I can take a look into this. Not that the sysConfig block exposes the same (or a subset?) register set via both SPI and JTAG. I have found it useful to use to the "SPI" commands/timing and registers even when using JTAG. The docs don't appear to make this obvious. The programming flow listed in 6.10 appears to claim that toggling PROGRAMN and clocking in the REFRESH command are equivalent, I've not checked this claim.
I've taken the SPI commands, as listed FPGA-TN-02039 section 6.5
IIRC Initially nextpnr-ecp5 ecppack, as it has an option to export a programming SVF,. However the flow is essentially the same as described in FPGA-TN-02039 section 6.10.
I think 10 cycles was a guess that worked, or it was used by the SVF. |
@gregdavill Hi!
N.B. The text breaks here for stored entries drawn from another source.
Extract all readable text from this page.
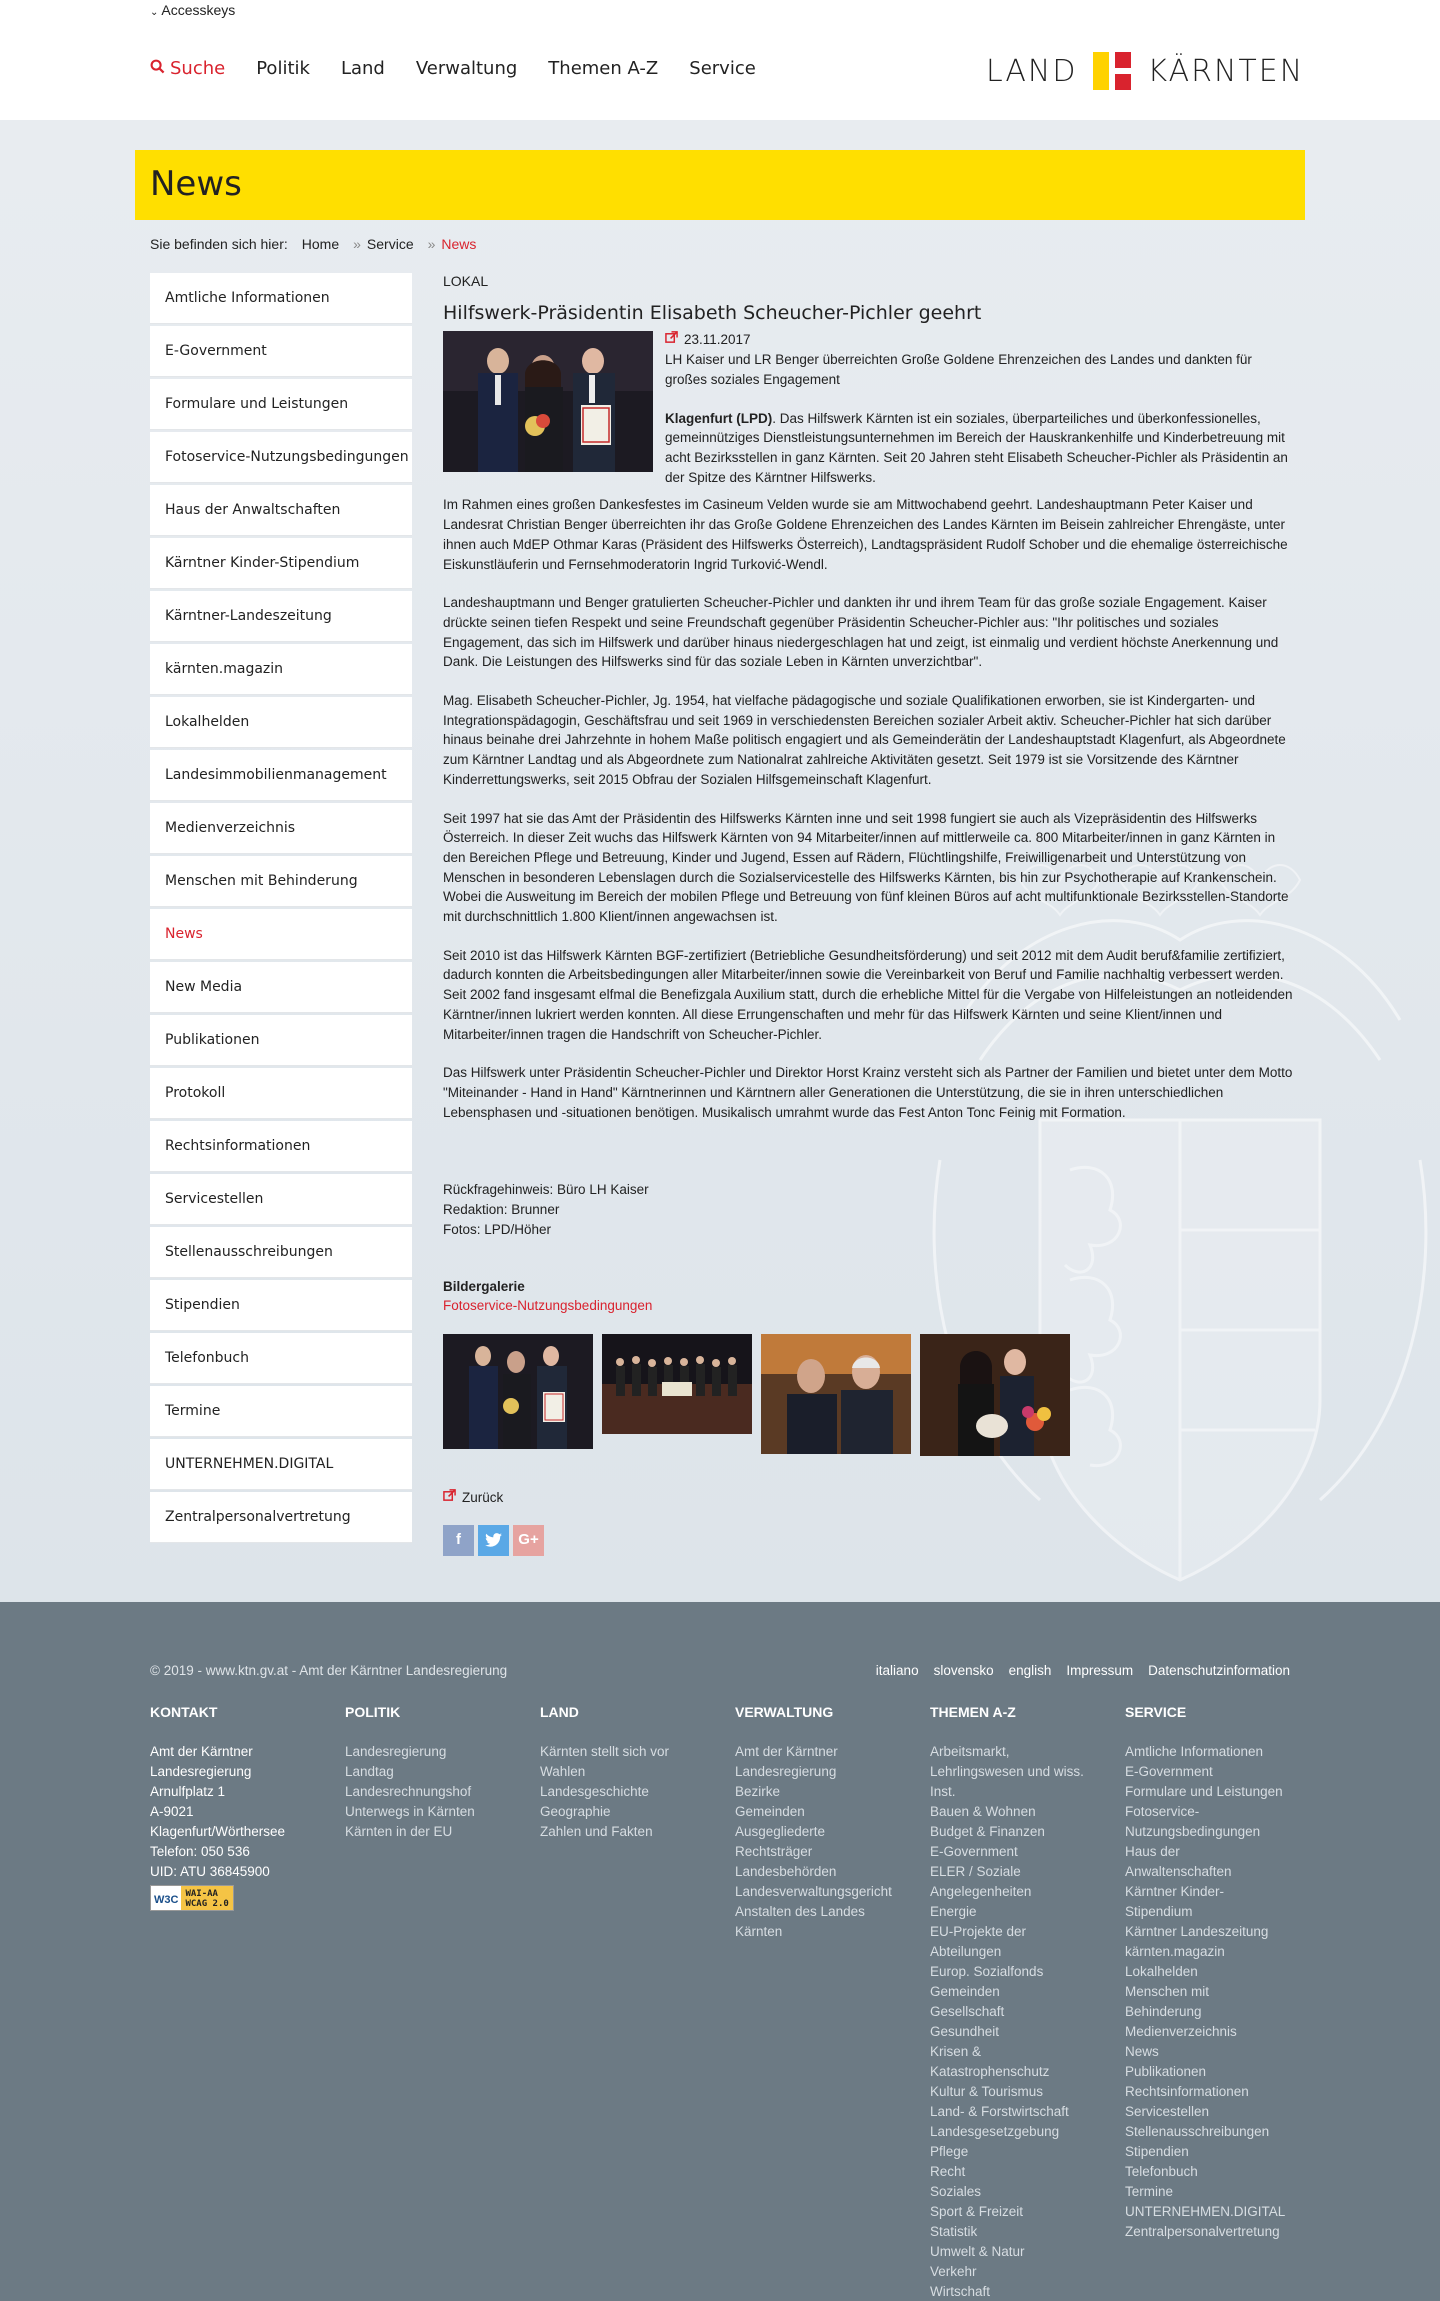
⌄ Accesskeys
Suche Politik Land Verwaltung Themen A-Z Service	LAND KÄRNTEN
News
Sie befinden sich hier: Home » Service » News
Amtliche Informationen
E-Government
Formulare und Leistungen
Fotoservice-Nutzungsbedingungen
Haus der Anwaltschaften
Kärntner Kinder-Stipendium
Kärntner-Landeszeitung
kärnten.magazin
Lokalhelden
Landesimmobilienmanagement
Medienverzeichnis
Menschen mit Behinderung
News
New Media
Publikationen
Protokoll
Rechtsinformationen
Servicestellen
Stellenausschreibungen
Stipendien
Telefonbuch
Termine
UNTERNEHMEN.DIGITAL
Zentralpersonalvertretung
LOKAL
Hilfswerk-Präsidentin Elisabeth Scheucher-Pichler geehrt
23.11.2017
LH Kaiser und LR Benger überreichten Große Goldene Ehrenzeichen des Landes und dankten für großes soziales Engagement
Klagenfurt (LPD). Das Hilfswerk Kärnten ist ein soziales, überparteiliches und überkonfessionelles, gemeinnütziges Dienstleistungsunternehmen im Bereich der Hauskrankenhilfe und Kinderbetreuung mit acht Bezirksstellen in ganz Kärnten. Seit 20 Jahren steht Elisabeth Scheucher-Pichler als Präsidentin an der Spitze des Kärntner Hilfswerks.
Im Rahmen eines großen Dankesfestes im Casineum Velden wurde sie am Mittwochabend geehrt. Landeshauptmann Peter Kaiser und Landesrat Christian Benger überreichten ihr das Große Goldene Ehrenzeichen des Landes Kärnten im Beisein zahlreicher Ehrengäste, unter ihnen auch MdEP Othmar Karas (Präsident des Hilfswerks Österreich), Landtagspräsident Rudolf Schober und die ehemalige österreichische Eiskunstläuferin und Fernsehmoderatorin Ingrid Turković-Wendl.
Landeshauptmann und Benger gratulierten Scheucher-Pichler und dankten ihr und ihrem Team für das große soziale Engagement. Kaiser drückte seinen tiefen Respekt und seine Freundschaft gegenüber Präsidentin Scheucher-Pichler aus: "Ihr politisches und soziales Engagement, das sich im Hilfswerk und darüber hinaus niedergeschlagen hat und zeigt, ist einmalig und verdient höchste Anerkennung und Dank. Die Leistungen des Hilfswerks sind für das soziale Leben in Kärnten unverzichtbar".
Mag. Elisabeth Scheucher-Pichler, Jg. 1954, hat vielfache pädagogische und soziale Qualifikationen erworben, sie ist Kindergarten- und Integrationspädagogin, Geschäftsfrau und seit 1969 in verschiedensten Bereichen sozialer Arbeit aktiv. Scheucher-Pichler hat sich darüber hinaus beinahe drei Jahrzehnte in hohem Maße politisch engagiert und als Gemeinderätin der Landeshauptstadt Klagenfurt, als Abgeordnete zum Kärntner Landtag und als Abgeordnete zum Nationalrat zahlreiche Aktivitäten gesetzt. Seit 1979 ist sie Vorsitzende des Kärntner Kinderrettungswerks, seit 2015 Obfrau der Sozialen Hilfsgemeinschaft Klagenfurt.
Seit 1997 hat sie das Amt der Präsidentin des Hilfswerks Kärnten inne und seit 1998 fungiert sie auch als Vizepräsidentin des Hilfswerks Österreich. In dieser Zeit wuchs das Hilfswerk Kärnten von 94 Mitarbeiter/innen auf mittlerweile ca. 800 Mitarbeiter/innen in ganz Kärnten in den Bereichen Pflege und Betreuung, Kinder und Jugend, Essen auf Rädern, Flüchtlingshilfe, Freiwilligenarbeit und Unterstützung von Menschen in besonderen Lebenslagen durch die Sozialservicestelle des Hilfswerks Kärnten, bis hin zur Psychotherapie auf Krankenschein. Wobei die Ausweitung im Bereich der mobilen Pflege und Betreuung von fünf kleinen Büros auf acht multifunktionale Bezirksstellen-Standorte mit durchschnittlich 1.800 Klient/innen angewachsen ist.
Seit 2010 ist das Hilfswerk Kärnten BGF-zertifiziert (Betriebliche Gesundheitsförderung) und seit 2012 mit dem Audit beruf&familie zertifiziert, dadurch konnten die Arbeitsbedingungen aller Mitarbeiter/innen sowie die Vereinbarkeit von Beruf und Familie nachhaltig verbessert werden. Seit 2002 fand insgesamt elfmal die Benefizgala Auxilium statt, durch die erhebliche Mittel für die Vergabe von Hilfeleistungen an notleidenden Kärntner/innen lukriert werden konnten. All diese Errungenschaften und mehr für das Hilfswerk Kärnten und seine Klient/innen und Mitarbeiter/innen tragen die Handschrift von Scheucher-Pichler.
Das Hilfswerk unter Präsidentin Scheucher-Pichler und Direktor Horst Krainz versteht sich als Partner der Familien und bietet unter dem Motto "Miteinander - Hand in Hand" Kärntnerinnen und Kärntnern aller Generationen die Unterstützung, die sie in ihren unterschiedlichen Lebensphasen und -situationen benötigen. Musikalisch umrahmt wurde das Fest Anton Tonc Feinig mit Formation.
Rückfragehinweis: Büro LH Kaiser
Redaktion: Brunner
Fotos: LPD/Höher
Bildergalerie
Fotoservice-Nutzungsbedingungen
Zurück
f	G+
© 2019 - www.ktn.gv.at - Amt der Kärntner Landesregierung	italiano slovensko english Impressum Datenschutzinformation
KONTAKT
Amt der Kärntner
Landesregierung
Arnulfplatz 1
A-9021
Klagenfurt/Wörthersee
Telefon: 050 536
UID: ATU 36845900
W3C WAI-AA
WCAG 2.0
POLITIK
Landesregierung
Landtag
Landesrechnungshof
Unterwegs in Kärnten
Kärnten in der EU
LAND
Kärnten stellt sich vor
Wahlen
Landesgeschichte
Geographie
Zahlen und Fakten
VERWALTUNG
Amt der Kärntner
Landesregierung
Bezirke
Gemeinden
Ausgegliederte
Rechtsträger
Landesbehörden
Landesverwaltungsgericht
Anstalten des Landes
Kärnten
THEMEN A-Z
Arbeitsmarkt,
Lehrlingswesen und wiss.
Inst.
Bauen & Wohnen
Budget & Finanzen
E-Government
ELER / Soziale
Angelegenheiten
Energie
EU-Projekte der
Abteilungen
Europ. Sozialfonds
Gemeinden
Gesellschaft
Gesundheit
Krisen &
Katastrophenschutz
Kultur & Tourismus
Land- & Forstwirtschaft
Landesgesetzgebung
Pflege
Recht
Soziales
Sport & Freizeit
Statistik
Umwelt & Natur
Verkehr
Wirtschaft
SERVICE
Amtliche Informationen
E-Government
Formulare und Leistungen
Fotoservice-
Nutzungsbedingungen
Haus der
Anwaltenschaften
Kärntner Kinder-
Stipendium
Kärntner Landeszeitung
kärnten.magazin
Lokalhelden
Menschen mit
Behinderung
Medienverzeichnis
News
Publikationen
Rechtsinformationen
Servicestellen
Stellenausschreibungen
Stipendien
Telefonbuch
Termine
UNTERNEHMEN.DIGITAL
Zentralpersonalvertretung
Pinging you again on these changes. For documentation I'd like it to be added to our archive and the header to be updated to list it, the same way it's done in other files. For the functional difference of 24/10 clocks I'd like that to be added to the applet. |
I've started working on an applet for the ecp5.
Right now it supports the bare minimum: reading IDCODE, STATUS register and can download a bitstream.
The ECP5 expects the bit stream data to be sent MSB first, which is how the SPI flash is operating, but reverse to JTAG. So we need to reverse every byte before we send it out, I have a very crude implementation of this right now.